Coming off the a recent dissolution of a partnership with Twitter for real-time search results, Google has started to intertwine public posts made on Google+ with search results. When a user is signed into any Google service and performs a search, they will see annotations about links shared on Google+ from their friends and connections of friends.
However, the text only shows that a person shared the link, not their opinion on it. If a friend shares a link to restaurant website on Google+ to mock the terrible food or service, it would still show up on Google as “Friend Name shared this on Google”. It’s possible to that disliked links will appear as recommendations. However, if a user clicks the Google+ link underneath the search result, they can see the full Google+ post to understand why the link was posted.

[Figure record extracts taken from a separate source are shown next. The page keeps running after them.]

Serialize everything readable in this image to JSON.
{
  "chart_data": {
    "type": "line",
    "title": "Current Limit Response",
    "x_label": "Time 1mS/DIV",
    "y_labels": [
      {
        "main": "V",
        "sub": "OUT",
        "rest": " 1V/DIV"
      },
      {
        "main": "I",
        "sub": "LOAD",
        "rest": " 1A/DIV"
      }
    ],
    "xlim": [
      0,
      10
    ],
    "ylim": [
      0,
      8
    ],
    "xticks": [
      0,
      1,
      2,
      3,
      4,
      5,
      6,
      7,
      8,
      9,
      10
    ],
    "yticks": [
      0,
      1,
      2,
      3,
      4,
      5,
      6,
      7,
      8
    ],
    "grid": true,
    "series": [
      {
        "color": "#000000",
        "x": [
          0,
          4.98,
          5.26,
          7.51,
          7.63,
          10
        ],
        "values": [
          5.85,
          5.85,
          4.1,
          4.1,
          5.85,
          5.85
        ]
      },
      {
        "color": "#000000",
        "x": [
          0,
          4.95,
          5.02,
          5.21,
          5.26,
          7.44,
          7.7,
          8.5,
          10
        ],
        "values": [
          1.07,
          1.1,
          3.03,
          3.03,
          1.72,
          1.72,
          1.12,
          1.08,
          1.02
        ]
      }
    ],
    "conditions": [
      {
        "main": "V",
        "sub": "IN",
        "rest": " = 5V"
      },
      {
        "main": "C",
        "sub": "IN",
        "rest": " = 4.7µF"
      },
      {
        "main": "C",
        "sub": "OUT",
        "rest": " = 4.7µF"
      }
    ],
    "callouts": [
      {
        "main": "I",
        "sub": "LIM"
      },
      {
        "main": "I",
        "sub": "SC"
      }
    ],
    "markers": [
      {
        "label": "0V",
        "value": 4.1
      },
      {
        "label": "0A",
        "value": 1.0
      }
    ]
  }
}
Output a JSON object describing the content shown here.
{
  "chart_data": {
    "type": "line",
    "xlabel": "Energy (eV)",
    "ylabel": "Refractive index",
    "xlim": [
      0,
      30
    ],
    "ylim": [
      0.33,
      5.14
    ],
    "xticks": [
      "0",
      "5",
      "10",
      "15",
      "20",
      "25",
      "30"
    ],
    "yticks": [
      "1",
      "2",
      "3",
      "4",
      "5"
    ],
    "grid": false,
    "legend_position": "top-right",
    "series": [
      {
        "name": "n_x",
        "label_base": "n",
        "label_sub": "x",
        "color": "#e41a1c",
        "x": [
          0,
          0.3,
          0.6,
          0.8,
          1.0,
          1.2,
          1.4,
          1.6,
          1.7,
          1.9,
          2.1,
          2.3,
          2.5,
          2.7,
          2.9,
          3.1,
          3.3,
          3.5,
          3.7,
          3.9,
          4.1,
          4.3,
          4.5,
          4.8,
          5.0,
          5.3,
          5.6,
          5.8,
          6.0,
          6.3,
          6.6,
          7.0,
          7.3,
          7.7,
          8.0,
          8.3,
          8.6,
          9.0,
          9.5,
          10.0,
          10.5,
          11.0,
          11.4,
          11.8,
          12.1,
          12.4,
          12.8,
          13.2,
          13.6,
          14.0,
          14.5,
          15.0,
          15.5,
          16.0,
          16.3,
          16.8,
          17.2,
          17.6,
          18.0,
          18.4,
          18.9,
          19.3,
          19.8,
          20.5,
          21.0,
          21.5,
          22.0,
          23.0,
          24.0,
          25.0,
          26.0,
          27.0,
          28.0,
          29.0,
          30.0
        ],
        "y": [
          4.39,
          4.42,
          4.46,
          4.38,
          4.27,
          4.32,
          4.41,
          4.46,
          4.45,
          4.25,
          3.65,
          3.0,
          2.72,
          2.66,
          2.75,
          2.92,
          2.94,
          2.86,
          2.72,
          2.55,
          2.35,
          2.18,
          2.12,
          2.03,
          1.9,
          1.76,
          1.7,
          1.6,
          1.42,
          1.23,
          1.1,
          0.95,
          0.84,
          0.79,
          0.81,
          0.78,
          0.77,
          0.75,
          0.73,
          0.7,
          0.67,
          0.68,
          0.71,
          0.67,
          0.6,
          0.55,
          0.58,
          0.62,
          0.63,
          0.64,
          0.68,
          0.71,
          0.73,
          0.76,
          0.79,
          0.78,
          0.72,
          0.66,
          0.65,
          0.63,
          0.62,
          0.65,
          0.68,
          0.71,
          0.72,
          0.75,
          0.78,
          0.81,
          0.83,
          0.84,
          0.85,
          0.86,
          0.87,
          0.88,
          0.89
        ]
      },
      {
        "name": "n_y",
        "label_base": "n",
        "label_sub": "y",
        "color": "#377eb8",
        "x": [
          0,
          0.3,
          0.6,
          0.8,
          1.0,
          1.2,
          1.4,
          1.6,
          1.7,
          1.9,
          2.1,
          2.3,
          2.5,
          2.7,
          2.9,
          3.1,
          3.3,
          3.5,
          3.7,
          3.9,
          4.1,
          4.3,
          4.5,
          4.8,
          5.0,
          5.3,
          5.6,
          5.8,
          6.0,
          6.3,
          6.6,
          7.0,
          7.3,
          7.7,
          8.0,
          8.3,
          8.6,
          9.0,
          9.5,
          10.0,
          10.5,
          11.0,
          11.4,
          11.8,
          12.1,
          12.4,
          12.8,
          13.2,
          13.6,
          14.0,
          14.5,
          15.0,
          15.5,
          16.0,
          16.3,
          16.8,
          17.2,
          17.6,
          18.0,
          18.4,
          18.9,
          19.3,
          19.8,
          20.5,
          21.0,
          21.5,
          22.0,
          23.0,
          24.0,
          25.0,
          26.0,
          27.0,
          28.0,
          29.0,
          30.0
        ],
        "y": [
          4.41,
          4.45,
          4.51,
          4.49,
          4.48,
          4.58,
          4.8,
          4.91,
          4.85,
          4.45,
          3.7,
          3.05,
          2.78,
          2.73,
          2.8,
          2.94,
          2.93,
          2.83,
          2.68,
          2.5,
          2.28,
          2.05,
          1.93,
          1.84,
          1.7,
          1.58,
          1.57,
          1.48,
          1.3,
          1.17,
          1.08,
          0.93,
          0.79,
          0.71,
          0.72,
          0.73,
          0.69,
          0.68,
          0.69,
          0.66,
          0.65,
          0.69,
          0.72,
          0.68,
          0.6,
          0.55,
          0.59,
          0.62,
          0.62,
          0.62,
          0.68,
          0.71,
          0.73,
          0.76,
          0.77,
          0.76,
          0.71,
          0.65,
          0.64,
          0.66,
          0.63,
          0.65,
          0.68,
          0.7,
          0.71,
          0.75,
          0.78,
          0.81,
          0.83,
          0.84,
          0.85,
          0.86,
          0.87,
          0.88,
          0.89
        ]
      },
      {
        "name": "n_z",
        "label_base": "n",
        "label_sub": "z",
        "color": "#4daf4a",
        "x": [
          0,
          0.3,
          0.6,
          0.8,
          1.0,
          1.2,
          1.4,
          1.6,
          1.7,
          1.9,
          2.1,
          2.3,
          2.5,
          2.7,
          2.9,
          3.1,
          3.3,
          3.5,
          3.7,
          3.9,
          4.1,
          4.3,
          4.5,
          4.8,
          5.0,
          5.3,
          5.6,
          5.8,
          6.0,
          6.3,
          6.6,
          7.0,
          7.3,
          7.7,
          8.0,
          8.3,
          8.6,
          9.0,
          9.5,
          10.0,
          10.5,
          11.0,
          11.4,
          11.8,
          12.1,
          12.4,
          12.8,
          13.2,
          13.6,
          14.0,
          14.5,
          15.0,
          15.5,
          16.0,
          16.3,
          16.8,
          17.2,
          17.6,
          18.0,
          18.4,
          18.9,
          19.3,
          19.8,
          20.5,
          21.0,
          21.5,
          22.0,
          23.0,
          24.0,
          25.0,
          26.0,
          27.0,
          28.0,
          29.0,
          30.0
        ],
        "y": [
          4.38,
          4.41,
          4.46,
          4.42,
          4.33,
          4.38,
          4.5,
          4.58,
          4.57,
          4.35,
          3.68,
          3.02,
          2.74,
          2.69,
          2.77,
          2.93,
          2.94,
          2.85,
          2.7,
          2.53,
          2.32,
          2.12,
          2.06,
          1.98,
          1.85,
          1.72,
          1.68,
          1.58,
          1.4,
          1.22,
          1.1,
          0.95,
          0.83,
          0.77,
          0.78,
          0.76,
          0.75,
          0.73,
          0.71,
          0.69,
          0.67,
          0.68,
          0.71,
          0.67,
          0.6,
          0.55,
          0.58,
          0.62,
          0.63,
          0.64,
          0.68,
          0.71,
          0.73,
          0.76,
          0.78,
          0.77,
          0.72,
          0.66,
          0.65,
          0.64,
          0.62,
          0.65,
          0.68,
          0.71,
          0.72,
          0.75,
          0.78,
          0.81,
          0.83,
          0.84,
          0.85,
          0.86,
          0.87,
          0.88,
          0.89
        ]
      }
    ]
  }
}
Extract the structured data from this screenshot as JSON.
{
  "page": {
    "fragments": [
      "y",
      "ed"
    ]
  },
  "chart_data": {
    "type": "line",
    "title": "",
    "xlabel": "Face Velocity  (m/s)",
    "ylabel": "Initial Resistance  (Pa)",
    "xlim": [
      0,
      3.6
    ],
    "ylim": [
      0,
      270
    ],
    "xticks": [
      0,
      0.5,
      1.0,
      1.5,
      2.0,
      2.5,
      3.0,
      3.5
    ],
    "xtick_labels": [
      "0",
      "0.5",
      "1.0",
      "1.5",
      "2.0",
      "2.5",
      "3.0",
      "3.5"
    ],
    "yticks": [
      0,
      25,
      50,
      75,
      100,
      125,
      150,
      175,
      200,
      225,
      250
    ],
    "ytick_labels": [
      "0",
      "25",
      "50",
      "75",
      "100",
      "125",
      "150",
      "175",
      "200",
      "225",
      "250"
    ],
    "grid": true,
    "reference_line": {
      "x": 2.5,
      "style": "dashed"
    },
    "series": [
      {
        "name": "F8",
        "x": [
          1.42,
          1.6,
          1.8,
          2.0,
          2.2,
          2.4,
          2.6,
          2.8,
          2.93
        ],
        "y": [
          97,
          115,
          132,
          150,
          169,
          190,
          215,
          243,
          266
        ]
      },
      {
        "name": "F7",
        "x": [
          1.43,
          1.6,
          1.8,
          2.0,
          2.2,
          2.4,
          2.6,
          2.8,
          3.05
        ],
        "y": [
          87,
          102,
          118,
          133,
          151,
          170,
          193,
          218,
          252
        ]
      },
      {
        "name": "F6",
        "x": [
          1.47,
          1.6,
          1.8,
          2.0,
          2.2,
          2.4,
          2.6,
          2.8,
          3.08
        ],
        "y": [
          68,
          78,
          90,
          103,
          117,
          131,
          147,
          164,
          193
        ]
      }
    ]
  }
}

Google was quick to stress that only public posts will appear in search results. Any links or posts shared within a circle of friends won’t appear on a Google results page. Micrsoft’s Bing launched a similar feature recently that ties search results into the Facebook API. When searching for a term on Bing, any links that have been “liked” by Facebook friends become more prominent in the results. This requires the user to be logged into Facebook while performing a search on Bing.
This announcement likely ties into Google’s attempt to make sure that all Google+ users are listing their own names on the service. Google has recently shifted its policy from banning accounts without notice to giving users 4 days notice to change the Google+ account to the legal name. In some cases, they are even requesting scans of government issued ID to prove that a user has that name. After the grace period of four days, the account is suspended by Google.